I'm left thinking that there just isn't enough respect for a quality implementation that takes into account the real needs of the current market. To some, it is all about the idea. I'm the last to diss a great idea, but let's face it - folks who think the idea is everything tend to overlook various little bits of reality that don't mesh well with their idea (we call those implementation details) and in general just commoditize the implementation. Ideas like this make great conversations but crappy products.

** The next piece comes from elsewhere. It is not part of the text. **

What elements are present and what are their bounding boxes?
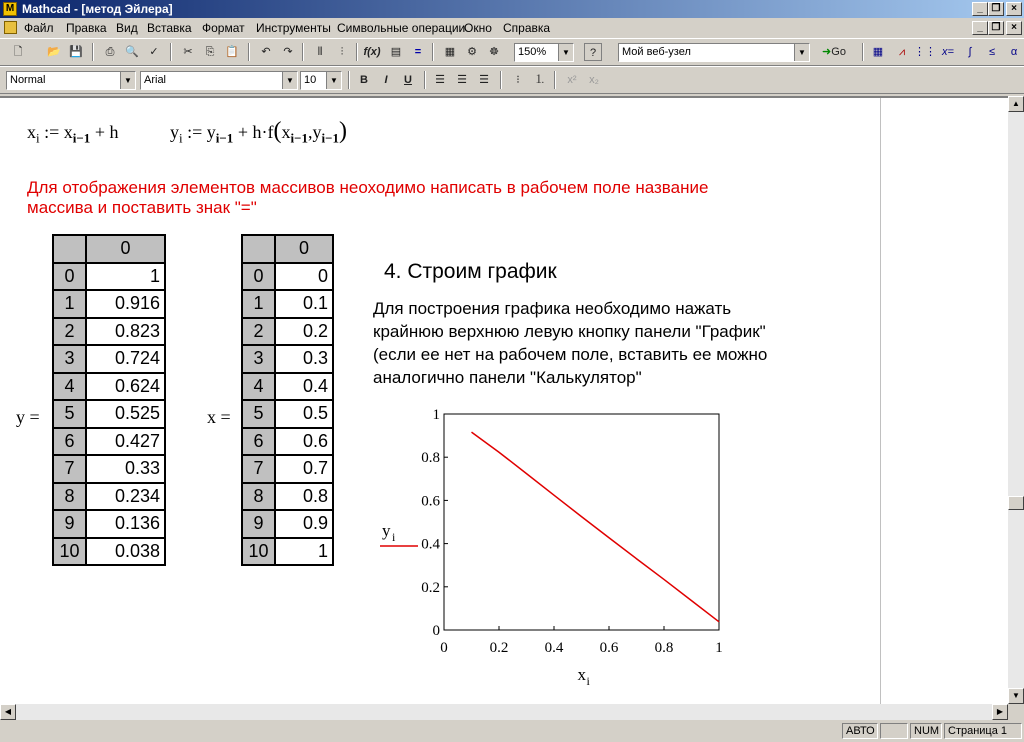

The truth is these next generation technologies are usually quality implementation with some of the substantial "implementaion details" overcome. To trivialize those details is a mistake - the difficulty of a quality implementation is often overlooked by folks who think the main idea is everything. Often they require some real innovative thinking on their own. Anybody who has taken a tour of duty in one (or two or three) startups will tell you that neither idea nor execution are to be taken for granted - this is hard stuff when you're blazing new trails.
A couple common examples:
- modern virtualization (vmware, xen, kvm, etc..). Tom Killalea of Amazon.Com writes "Virtualization has been around for more than 30 years - ... - yet in 2007 it tipped."
- PBT (ethernet provider backbone transport) - Light Reading writes "Provider Backbone Transport is a new idea in carrier transport networking – or, perhaps more accurately, an old idea in a new guise" - PBT is presented as an ethernet corollary to IP/MPLS.